In the case of the allylation of allyltrichlorosilane catalyzed by BINAPO, a combination of i-Pr₂NEt and TBAI had a beneficial effect on the reaction rate. In this aldol reaction, the addition of TBAI promoted dehydration, thus decreasing the yield of the aldol adduct [0.25 h, 75% yield, syn/anti, 1:7.6, 44% ee(syn), 82% ee(anti)].

15

E-Enol ether (E/Z, >20:1): 96% yield, syn/anti, 1:25, 28% ee(syn), 12% ee(anti); Z-enol ether (E/Z, 1:4): 92% yield, syn/anti, 3.8:1, 31% ee(syn), 13% ee(anti).

16

Typical Procedure: To a stirred solution of (S)-BINAPO (24.6 mg, 0.038 mmol), 4-nitrobenzaldehyde (57 mg, 0.38 mmol) and i-Pr₂NEt (0.45 mmol) in CH₂Cl₂ (3.5 mL), enol ether 1a in CH₂Cl₂ (0.9 M, 0.5 mL, 0.45 mmol) was added at -78 °C under an argon atmosphere.
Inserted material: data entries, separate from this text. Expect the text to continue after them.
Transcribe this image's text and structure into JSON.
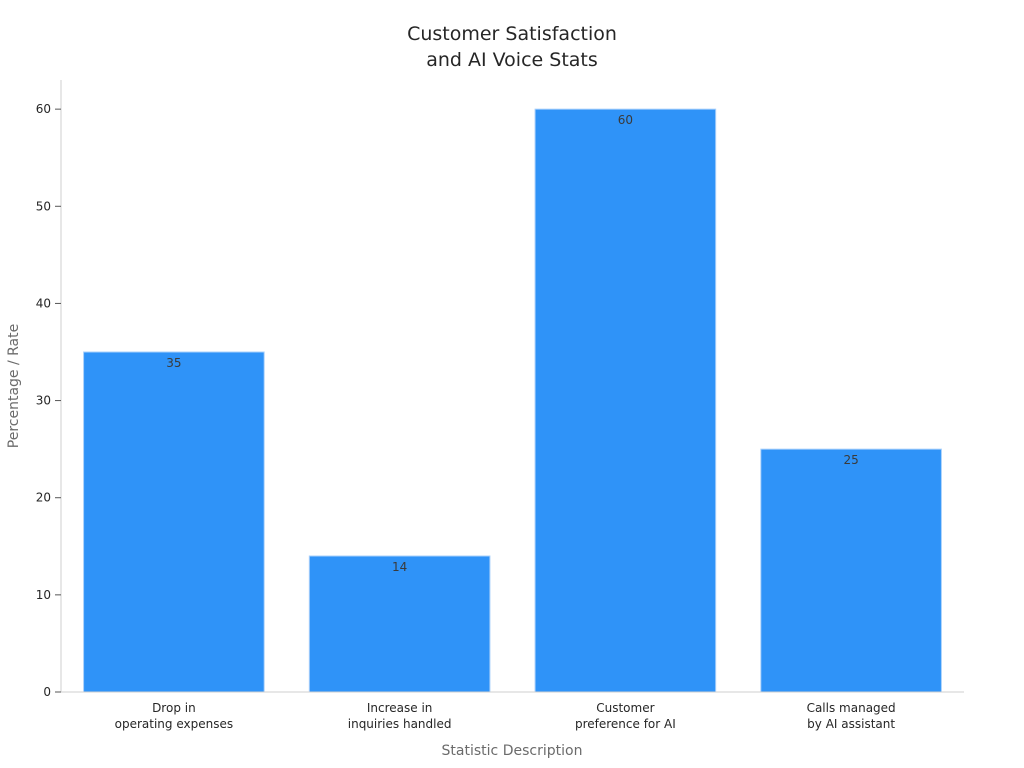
{
  "chart_data": {
    "type": "bar",
    "title": [
      "Customer Satisfaction",
      "and AI Voice Stats"
    ],
    "xlabel": "Statistic Description",
    "ylabel": "Percentage / Rate",
    "categories": [
      [
        "Drop in",
        "operating expenses"
      ],
      [
        "Increase in",
        "inquiries handled"
      ],
      [
        "Customer",
        "preference for AI"
      ],
      [
        "Calls managed",
        "by AI assistant"
      ]
    ],
    "values": [
      35,
      14,
      60,
      25
    ],
    "data_labels": [
      "35",
      "14",
      "60",
      "25"
    ],
    "ylim": [
      0,
      63
    ],
    "yticks": [
      0,
      10,
      20,
      30,
      40,
      50,
      60
    ],
    "grid": false,
    "legend": "none",
    "colors": {
      "bar": "#2f93f8",
      "bar_edge": "#a9d0fb"
    }
  }
}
The mixture was stirred at the same temperature for 15 min. After quenching the reaction with a sat. aq solution of NaHCO₃ (2 mL), the mixture was filtered though celite, and the aqueous layer was extracted with CH₂Cl₂ (3 × 15 mL). The organic layer was washed with brine (30 mL), dried over Na₂SO₄, and concentrated. The crude material was purified by column chromatography (silica gel, 5 g, hexane-EtOAc, 6:1) to give the adduct as a syn/anti mixture (85 mg, 90% yield). Stereoselectivities were determined by HPLC (Chiralpak AD-H, hexane-i-PrOH, 4:1).